Molecular cloning is a fundamental method in molecular biology, it means isolation of DNA sequence from any species and insert into a vector propagation.
Cloning is used to generate many numbers of identical copies which helps to analyse gene sequence and its expression. Since its high demand in research many techniques were developed like Gibson cloning (reference) Uni-vector plasmid-fusion system, Golden Gate system etc. In this protocol we worked with two cloning system one is transformation-associated recombination system TAR and second one circular polymerase extension cloning CPEC.In circular polymerase extension cloning (CPEC), double stranded vector and insert are overlapped and extend through polymerase extension mechanism. In CPEC mechanism, both ends of insert and vector shares overhanging sequence. In PCR cycle double stand DNA are denatured and later align during annealing step. The hybridized insert and vector are extended using each other as template to form a complete double stranded plasmid. So a complete double stranded plasmid is formed using only polymerase as enzyme in single tube reaction without restriction digestion, ligation reaction, and single-stranded homologous recombination.
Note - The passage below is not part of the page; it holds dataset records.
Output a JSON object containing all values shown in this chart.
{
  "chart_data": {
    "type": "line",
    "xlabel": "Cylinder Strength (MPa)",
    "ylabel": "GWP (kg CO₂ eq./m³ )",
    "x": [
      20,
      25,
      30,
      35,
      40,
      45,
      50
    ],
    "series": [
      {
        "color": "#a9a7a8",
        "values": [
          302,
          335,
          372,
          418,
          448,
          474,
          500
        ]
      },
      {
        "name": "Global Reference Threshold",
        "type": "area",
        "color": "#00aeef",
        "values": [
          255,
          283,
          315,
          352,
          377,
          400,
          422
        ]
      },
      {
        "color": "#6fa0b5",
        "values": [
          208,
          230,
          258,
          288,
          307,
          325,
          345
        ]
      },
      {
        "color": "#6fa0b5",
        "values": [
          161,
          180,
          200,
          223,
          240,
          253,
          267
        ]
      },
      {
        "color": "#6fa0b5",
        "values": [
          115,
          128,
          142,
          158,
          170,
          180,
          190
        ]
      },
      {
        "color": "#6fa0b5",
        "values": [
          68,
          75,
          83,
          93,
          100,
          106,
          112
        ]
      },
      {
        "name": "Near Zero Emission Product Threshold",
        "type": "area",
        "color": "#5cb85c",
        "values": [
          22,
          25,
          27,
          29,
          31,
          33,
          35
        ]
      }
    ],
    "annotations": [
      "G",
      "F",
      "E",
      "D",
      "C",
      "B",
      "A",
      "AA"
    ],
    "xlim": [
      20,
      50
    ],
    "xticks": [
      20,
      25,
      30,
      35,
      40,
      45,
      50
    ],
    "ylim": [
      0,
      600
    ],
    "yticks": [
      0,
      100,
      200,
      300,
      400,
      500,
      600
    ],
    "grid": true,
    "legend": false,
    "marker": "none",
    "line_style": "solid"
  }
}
In transformation-associated recombination system (TAR) allows to isolate large DNA fragments from a complex genome to simplify the chromosomal mapping. This mechanism, yeast artificial chromosome (YAC) are constructed by homologous recombination and modified to transfer into E.coli cells. To form YAC, Excess of TAR cloning vector are mixed with genomic DNA fragments. TAR cloning Vector fragments carried two targeting sequence known as hooks which is similar to gene of interest, so when there is any homology between vector and genomic fragment then the recombination will occurred and circular YAC formed.E.coli cells is good choice for its recombinant proteins production and short culturing time.This protocol we performed in two different way (TAR and CPEC cloning) to analyse the protein expression with lacZ gene.